Investors across the market appear to be split between those worried about inflation and those seeking safety in a potential risk-off scenario. If those twin concerns remain en vogue, midstream could be a good place to hide. Midstream stocks have visible growth to fight inflation and should hold up better in a broad market sell-off given attractive relative valuations and sustainable yields (for the most part).
But this week’s outperformance wasn’t about investors choosing midstream as a safety or inflation play, the real catalyst seemed to be the Calendar. Sentiment was negative into the quarter end and snapped back Monday.
It reminded me of a scene from the 1998 film Truman Show. Near the end of the film, Truman (Jim Carey) is on a sailboat trying to escape the TV show island he’s spent his entire life on. Show creator and producer Christoph (played by Ed Harris) tells his junior producer to capsize the little sailboat by turning up the waves and wind. Truman is defiant and yells up at the sky, “Is that all you got?”. Christoph keeps escalating waves and wind, until it seems like Truman is just about dead. Then Christoph wavers: “That’s Enough”. Truman slowly regains consciousness and triumphantly sails to the edge of his fake world and escapes.

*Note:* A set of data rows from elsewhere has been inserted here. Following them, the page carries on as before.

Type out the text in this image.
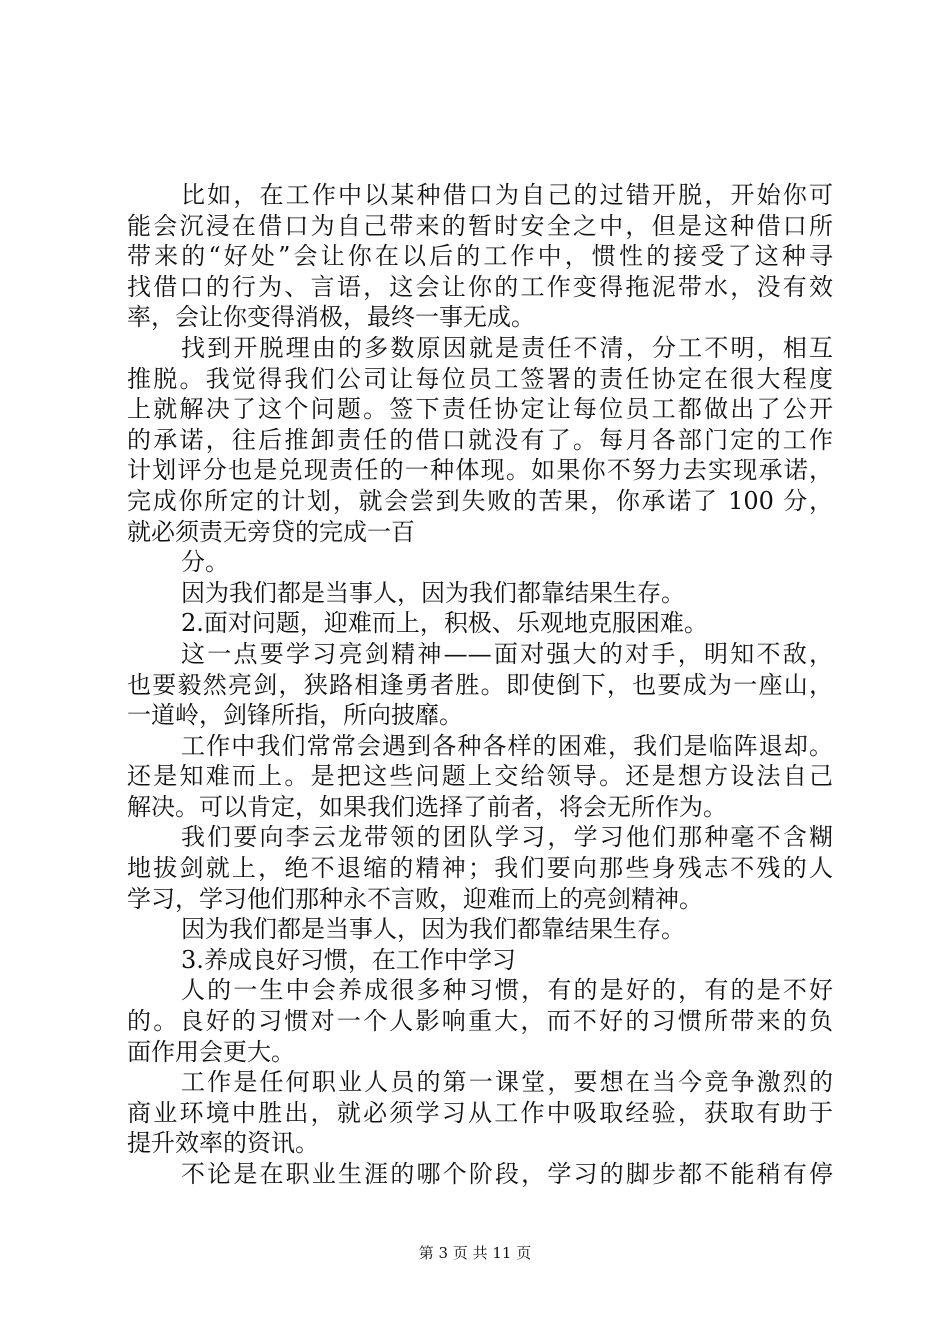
比如，在工作中以某种借口为自己的过错开脱，开始你可
能会沉浸在借口为自己带来的暂时安全之中，但是这种借口所
带来的“好处”会让你在以后的工作中，惯性的接受了这种寻
找借口的行为、言语，这会让你的工作变得拖泥带水，没有效
率，会让你变得消极，最终一事无成。
找到开脱理由的多数原因就是责任不清，分工不明，相互
推脱。我觉得我们公司让每位员工签署的责任协定在很大程度
上就解决了这个问题。签下责任协定让每位员工都做出了公开
的承诺，往后推卸责任的借口就没有了。每月各部门定的工作
计划评分也是兑现责任的一种体现。如果你不努力去实现承诺，
完成你所定的计划，就会尝到失败的苦果，你承诺了 100 分，
就必须责无旁贷的完成一百
分。
因为我们都是当事人，因为我们都靠结果生存。
2.面对问题，迎难而上，积极、乐观地克服困难。
这一点要学习亮剑精神——面对强大的对手，明知不敌，
也要毅然亮剑，狭路相逢勇者胜。即使倒下，也要成为一座山，
一道岭，剑锋所指，所向披靡。
工作中我们常常会遇到各种各样的困难，我们是临阵退却。
还是知难而上。是把这些问题上交给领导。还是想方设法自己
解决。可以肯定，如果我们选择了前者，将会无所作为。
我们要向李云龙带领的团队学习，学习他们那种毫不含糊
地拔剑就上，绝不退缩的精神；我们要向那些身残志不残的人
学习，学习他们那种永不言败，迎难而上的亮剑精神。
因为我们都是当事人，因为我们都靠结果生存。
3.养成良好习惯，在工作中学习
人的一生中会养成很多种习惯，有的是好的，有的是不好
的。良好的习惯对一个人影响重大，而不好的习惯所带来的负
面作用会更大。
工作是任何职业人员的第一课堂，要想在当今竞争激烈的
商业环境中胜出，就必须学习从工作中吸取经验，获取有助于
提升效率的资讯。
不论是在职业生涯的哪个阶段，学习的脚步都不能稍有停
第 3 页 共 11 页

Has midstream had enough? Is midstream ready to sustain outperformance through year end and beyond? Or will headwinds like Election Day, zombie MLPs and tax-loss selling hold the sector back? This upcoming earnings season may be the difference maker in either direction.
Winners & Losers
NBLX bounced back hard this week, gaining more than 10% on Monday alone. DCP and others who have significant Colorado operations bounced this week too, as it appears a fresh month brought fresh buyers willing to take the other side of the Colorado regulatory trade. A few others that got caught up in the Colorado short trade didn’t bounce quite so hard (TGE, SEMG, NGL come to mind).

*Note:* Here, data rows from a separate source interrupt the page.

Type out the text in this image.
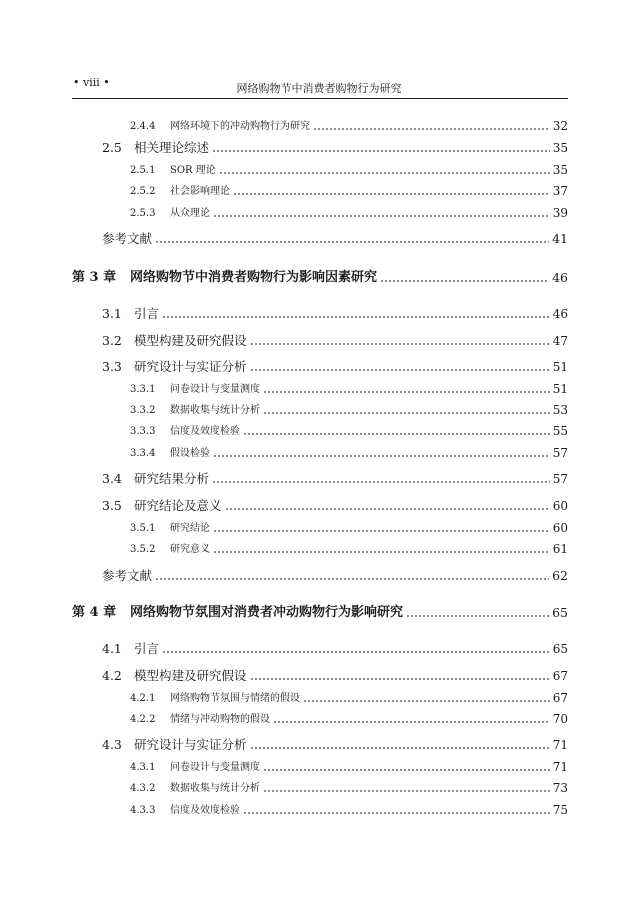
• viii •	网络购物节中消费者购物行为研究
2.4.4	网络环境下的冲动购物行为研究	32
2.5 相关理论综述	35
2.5.1	SOR 理论	35
2.5.2	社会影响理论	37
2.5.3	从众理论	39
参考文献	41
第 3 章	网络购物节中消费者购物行为影响因素研究	46
3.1 引言	46
3.2 模型构建及研究假设	47
3.3 研究设计与实证分析	51
3.3.1	问卷设计与变量测度	51
3.3.2	数据收集与统计分析	53
3.3.3	信度及效度检验	55
3.3.4	假设检验	57
3.4 研究结果分析	57
3.5 研究结论及意义	60
3.5.1	研究结论	60
3.5.2	研究意义	61
参考文献	62
第 4 章	网络购物节氛围对消费者冲动购物行为影响研究	65
4.1 引言	65
4.2 模型构建及研究假设	67
4.2.1	网络购物节氛围与情绪的假设	67
4.2.2	情绪与冲动购物的假设	70
4.3 研究设计与实证分析	71
4.3.1	问卷设计与变量测度	71
4.3.2	数据收集与统计分析	73
4.3.3	信度及效度检验	75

TGP went from first last week to near the bottom this week. NBLX’s big week helped it climb out of the bottom 5 YTD. EQM replaced NBLX in the bottom 5, hurt by further challenges on the Mountain Valley Pipeline.
Final note: I had to remove FGP and BKEP from the winners & losers charts, both have less than $250mm in market cap, making them largely irrelevant. FGP was down another 23% this week, and is down 57% this year. BKEP is also down more than 50% YTD.
Midstream Corporations & General Partners
In the GP and midstream corporation group, WGP led the way, benefitting from better Colorado sentiment like the MLPs above. TRGP’s parade of analyst upgrades helped it sustain recent strength. ENLC and AMGP traded well, even thought neither had simplification news. AMGP has apparently moved the goalpost on its deadline for special committee process resolution.
LNG was the only meaningfully negative performer. There was no Cheniere-specific news, but from week to week, it does tend to move on global trade war headlines and maybe was somehow sold just because LNG Canada FID was reached, despite its extremely long lead-time. Cheniere did outperform last week and YTD, so may have just been a source of funds on rotation into other names this week.
WGP went from worst to first this week. OKE underperformed the group for a second straight week. On the YTD leaderboard, TRGP jumped up into the second spot overall.
Canadian midstream outperformed the rest of midstream this week. Helped by a flurry of positive headlines, including a rail agreement for a producer that improved Canadian energy sentiment, the new NAFTA agreement, and LNG Canada’s official FID. The 3 largest players (ENB, TRP, PPL) all traded well, but Gibson outpaced them all.
ENB bounced back from being the worst performer last week. Pembina made it two straight weeks of outperformance, and is now positive YTD. ENB and TRP remain in double digit negative territory, but are no longer the worst performers in the group, now that Inter Pipeline has taken the bottom spot. Gibson is well out in front at more than 20% total return this year.
News of the (Midstream) World
Another week of no news on the simplification front. EPD flexed its investment grade muscles to issue $3bn of new senior notes. WMB reached a milestone and officially completed Atlantic Sunrise, while TRP announced its intent to embark on a massive gas pipeline project of its own North of the border. Distribution season kicked off, which means earnings season is nigh with more catalysts on the horizon.